Japan set to increase defense budget to 2% of GDP in 2027
Japanese Prime Minister Fumio Kishida directs his defense and finance ministers to raise national-security spending.
Japanese Prime Minister Fumio Kishida instructed his cabinet ministers to increase Japan's defense budget to around 2% of the gross domestic product in the year starting April 2027.
He gave those instructions to Defense Minister Yasukazu Hamada and Finance Minister Shunichi Suzuki on Monday, as part of Japan's plans to expand its defense budget to meet new security challenges.
The budget aims to cover funding for scientific research, cyber technology, infrastructure, and an improvement of the Japan Coast Guard, while the initial budget for fiscal 2022 accounted for 1% of GDP at 5.4 trillion yen ($39.3 billion).
The government will decide the budget by the end of December, as well as secure financial resources for defense equipment over the next five years, paving the way for a change in Japan's postwar security policy. It is worth noting that this is the first time that Kishida has referred to a specific level of defense spending.
When Prime Minister Takeo Miki was in charge in 1976, the general guideline for Japan's defense spending has been 1% or less. However, the ruling Liberal Democratic Party has been pushing for an increase to 2%, especially since the war in Ukraine prompted a number of NATO members to set their defense spending at that level.
The government will ditch a vertically administered structure to focus more on activities under the Ministry of Defense and move toward a system where all departments will have a role to play in national security. Based on the current GDP, the new defense budget will amount to approximately 11 trillion yen.
The main pillar of the new defense budget will be the acquisition of counterstrike capabilities, which will be used to attack opponents' missile launch sites and other targets.
The government will extend the range of its missiles and introduce the Tomahawk, a US cruise missile. It will also improve its fighting capability by purchasing additional ammunition, which is currently in short supply.
On the other hand, the Liberal Democratic Party is deeply skeptical about raising taxes to fund defense spending. The question of whether the government will be able to secure a stable source of funding to allow for long-term increases in defense spending remains unanswered.
The Prime Minister has instructed his ministers to secure budget revenue by the end of December and has indicated that he will allow the temporary issuance of deficit-covering bonds until fiscal 2027 to secure financial resources. He also asked them to devise ways to increase financial resources, including through expenditure reform.

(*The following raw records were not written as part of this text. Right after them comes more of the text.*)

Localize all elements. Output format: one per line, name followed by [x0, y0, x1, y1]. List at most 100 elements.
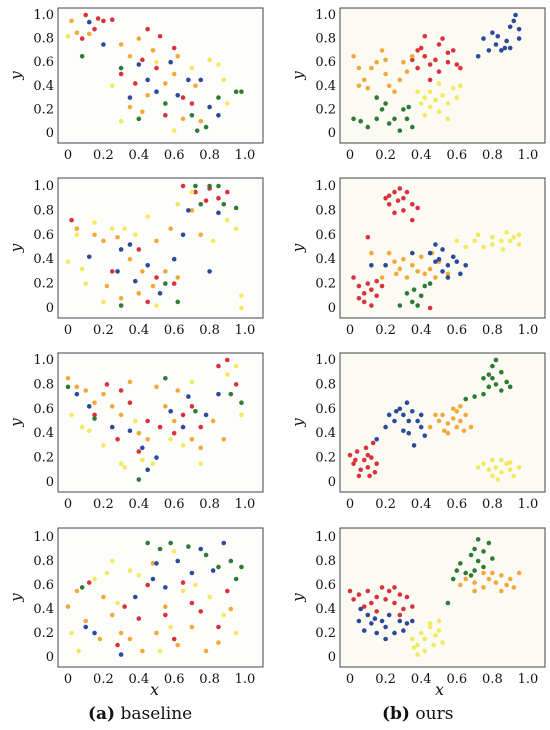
ours-row-1-point-blue	[504, 38, 509, 44]
baseline-row-2-point-orange	[104, 283, 110, 289]
ours-row-2-point-red	[369, 287, 374, 293]
ours-row-1-point-green	[392, 116, 397, 122]
ours-row-2-point-blue	[433, 242, 438, 247]
baseline-row-2-point-yellow	[210, 238, 216, 244]
ours-row-3-point-yellow	[481, 461, 486, 467]
baseline-row-3-point-yellow	[233, 363, 239, 369]
ours-row-3-point-yellow	[486, 467, 492, 473]
ours-row-3-point-blue	[418, 412, 424, 418]
baseline-row-2-point-green	[216, 183, 221, 189]
baseline-row-2-point-orange	[92, 232, 97, 238]
baseline-row-3-point-yellow	[168, 437, 173, 442]
baseline-row-3-point-green	[136, 477, 142, 482]
baseline-row-1-y-axis-title: y	[7, 71, 25, 81]
ours-row-4-point-red	[369, 600, 374, 606]
ours-row-4-x-tick-label: 0	[346, 672, 354, 687]
baseline-row-2-point-red	[109, 269, 115, 274]
ours-row-2-point-red	[365, 234, 371, 240]
baseline-row-4-point-red	[225, 588, 230, 594]
baseline-row-2-panel: 0 0.2 0.4 0.6 0.8 1.0 0 0.2 0.4 0.6 0.8 1.0 y	[7, 177, 264, 338]
baseline-row-1-point-yellow	[207, 57, 212, 63]
ours-row-1-point-blue	[511, 18, 517, 24]
ours-row-3-point-blue	[406, 430, 412, 436]
baseline-row-1-point-orange	[163, 81, 168, 86]
baseline-row-2-point-green	[175, 299, 181, 305]
ours-row-2-point-orange	[393, 271, 399, 277]
baseline-row-2-point-blue	[145, 263, 150, 268]
ours-row-2-y-tick-label: 0.6	[315, 228, 336, 243]
ours-row-1-point-yellow	[422, 113, 428, 118]
ours-row-2-point-red	[415, 205, 420, 211]
baseline-row-2-point-orange	[163, 269, 168, 274]
ours-row-3-y-tick-label: 1.0	[315, 353, 336, 368]
ours-row-2-x-tick-label: 0.6	[446, 323, 467, 338]
ours-row-1-point-green	[358, 118, 363, 124]
ours-row-1-point-red	[433, 57, 438, 63]
ours-row-2-point-blue	[463, 263, 469, 268]
baseline-row-2-x-tick-label: 0.8	[199, 323, 220, 338]
ours-row-2-point-blue	[445, 275, 451, 280]
baseline-row-1-point-red	[189, 101, 195, 106]
ours-row-1-y-tick-label: 0.2	[315, 102, 336, 117]
baseline-row-4-point-blue	[154, 561, 159, 566]
ours-row-3-point-yellow	[507, 460, 513, 465]
baseline-row-4-point-blue	[221, 540, 227, 546]
ours-row-1-point-orange	[392, 89, 397, 94]
ours-row-4-point-blue	[392, 630, 397, 636]
baseline-row-3-point-yellow	[101, 443, 106, 448]
baseline-row-4-point-yellow	[171, 549, 177, 554]
baseline-row-3-point-blue	[186, 394, 191, 399]
ours-row-2-point-red	[369, 303, 374, 308]
ours-row-2-point-orange	[418, 254, 424, 260]
ours-row-4-point-green	[490, 556, 495, 561]
baseline-row-2-point-orange	[189, 208, 195, 213]
baseline-row-4-point-green	[233, 576, 239, 582]
ours-row-3-point-blue	[401, 428, 406, 434]
caption-ours: (b) ours	[382, 704, 453, 724]
baseline-row-1-point-blue	[186, 77, 191, 83]
baseline-row-2-x-tick-label: 1.0	[235, 323, 256, 338]
ours-row-1-x-tick-label: 0.2	[375, 148, 396, 163]
ours-row-4-point-green	[475, 558, 481, 564]
baseline-row-1-point-yellow	[225, 101, 230, 106]
ours-row-4-point-yellow	[418, 630, 424, 636]
ours-row-1-point-yellow	[445, 116, 451, 122]
baseline-row-3-point-red	[225, 357, 230, 363]
ours-row-2-point-yellow	[499, 238, 504, 244]
ours-row-3-point-yellow	[499, 469, 504, 475]
ours-row-1-point-red	[450, 48, 456, 53]
ours-row-4-point-green	[450, 576, 456, 582]
ours-row-2-point-red	[410, 202, 415, 207]
baseline-row-1-point-red	[92, 26, 97, 32]
baseline-row-3-point-red	[180, 412, 186, 418]
ours-row-3-point-yellow	[499, 457, 504, 463]
baseline-row-4-point-yellow	[193, 582, 198, 588]
ours-row-2-point-orange	[369, 250, 374, 256]
baseline-row-3-point-orange	[127, 379, 133, 385]
baseline-row-4-point-blue	[175, 558, 181, 564]
ours-row-1-point-orange	[356, 83, 362, 89]
baseline-row-4-point-orange	[101, 594, 106, 600]
ours-row-1-point-green	[351, 116, 356, 122]
baseline-row-3-point-orange	[109, 404, 115, 409]
ours-row-1-point-red	[445, 50, 451, 56]
ours-row-3-point-red	[367, 473, 372, 479]
ours-row-4-point-orange	[499, 588, 504, 594]
ours-row-2-x-tick-label: 0.2	[375, 323, 396, 338]
baseline-row-4-point-red	[115, 642, 120, 648]
baseline-row-3-point-blue	[216, 391, 221, 397]
ours-row-2-y-tick-label: 1.0	[315, 179, 336, 194]
baseline-row-4-point-blue	[150, 576, 156, 582]
ours-row-4-point-blue	[383, 636, 388, 642]
baseline-row-4-point-blue	[132, 594, 138, 600]
ours-row-2-point-orange	[386, 250, 392, 256]
ours-row-1-point-blue	[495, 33, 501, 39]
ours-row-2-point-yellow	[500, 247, 506, 252]
ours-row-4-point-green	[475, 537, 481, 542]
baseline-row-3-frame	[57, 352, 264, 493]
ours-row-3-point-orange	[436, 418, 442, 424]
baseline-row-4-point-red	[145, 582, 150, 588]
ours-row-4-point-red	[397, 592, 403, 597]
ours-row-4-point-blue	[401, 628, 406, 633]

Earlier this week, the Japanese Defense Ministry said it was seeking $6.7 billion in additional spending this financial year to accelerate purchases of military equipment, a record in Japan's history, arguing it was due to the "increasingly severe" regional security environment.
The Ministry cited the "challenges" posed by China and North Korea and said the regional security situation was becoming "increasingly severe at an unprecedented speed."